Wenigstens hatten sie seinen Körper gut in Schuss gebracht. Fluchend rappelte er sich auf.
»Aber Herr Degenovski ...«, in dem offenen Durchgang tauchte das Gesicht von Thomas auf. Nur ein paar Meter weiter war eine identische Tür. Ken stürmte auf sie zu, war bereits in dem Zimmer und zerrte sie vom Bett hoch. Es war tatsächlich - Lydia.
»Ken, du lebst«, flüsterte sie. Sie war schön, so schön wie in ihren besten Zeiten. Die kleinen Falten. Die Sommersprossen. »Wir müssen hier raus, komm mit!«
»Aber wohin, Kenny, wo sind wir?«
»Erkläre ich dir später.« Und sie rannten. Den Flur hinauf.

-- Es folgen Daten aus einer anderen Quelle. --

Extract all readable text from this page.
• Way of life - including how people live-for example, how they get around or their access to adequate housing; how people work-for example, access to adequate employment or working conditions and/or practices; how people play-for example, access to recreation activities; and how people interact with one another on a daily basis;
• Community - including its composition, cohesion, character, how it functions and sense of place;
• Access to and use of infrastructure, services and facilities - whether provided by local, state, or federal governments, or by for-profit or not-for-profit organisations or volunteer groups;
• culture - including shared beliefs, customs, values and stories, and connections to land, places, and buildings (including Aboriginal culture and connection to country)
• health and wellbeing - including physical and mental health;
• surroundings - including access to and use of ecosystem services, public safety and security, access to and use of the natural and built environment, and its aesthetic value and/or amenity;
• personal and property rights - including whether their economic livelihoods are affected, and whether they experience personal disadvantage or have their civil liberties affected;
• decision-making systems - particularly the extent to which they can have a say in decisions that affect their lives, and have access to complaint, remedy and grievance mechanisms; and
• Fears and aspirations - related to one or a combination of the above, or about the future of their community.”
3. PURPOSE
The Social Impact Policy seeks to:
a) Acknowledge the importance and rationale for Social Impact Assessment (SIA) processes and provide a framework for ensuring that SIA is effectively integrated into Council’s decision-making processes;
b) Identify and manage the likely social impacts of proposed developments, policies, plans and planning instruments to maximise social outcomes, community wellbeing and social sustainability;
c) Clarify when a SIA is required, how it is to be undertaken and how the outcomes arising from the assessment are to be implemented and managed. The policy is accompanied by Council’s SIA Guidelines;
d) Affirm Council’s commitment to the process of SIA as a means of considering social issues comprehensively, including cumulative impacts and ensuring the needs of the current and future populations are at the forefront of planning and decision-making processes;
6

»Herr Degenovski, das hat doch keinen Sinn!«, rief Thomas ihm leise nach. Türen öffneten und schlossen sich. Sie rannten an anderen Menschen vorbei, die sie verwundert anstarrten, erschrocken beiseite sprangen oder applaudierten. Ein Alarm ertönte. Wachpersonal stellte sich Ken entgegen. Er brüllte und stieß beiseite, wer ihnen zu nahe kam.
Am Ende des Flurs war eine Terrasse, mit einem kleinen Café, Palmen und einem Swimmingpool. Die Aussicht war atemberaubend. Weit unter ihnen glänzte ein Meer. »Machen Sie keinen Unsinn!«, hörte er Thomas rufen.
»Lassen Sie uns reden!« Im Laufen sah Ken die Augen seiner Frau. Sie war immer schön gewesen, aber niemals - so schön. Er riss sie mit sich, als er über das Geländer sprang.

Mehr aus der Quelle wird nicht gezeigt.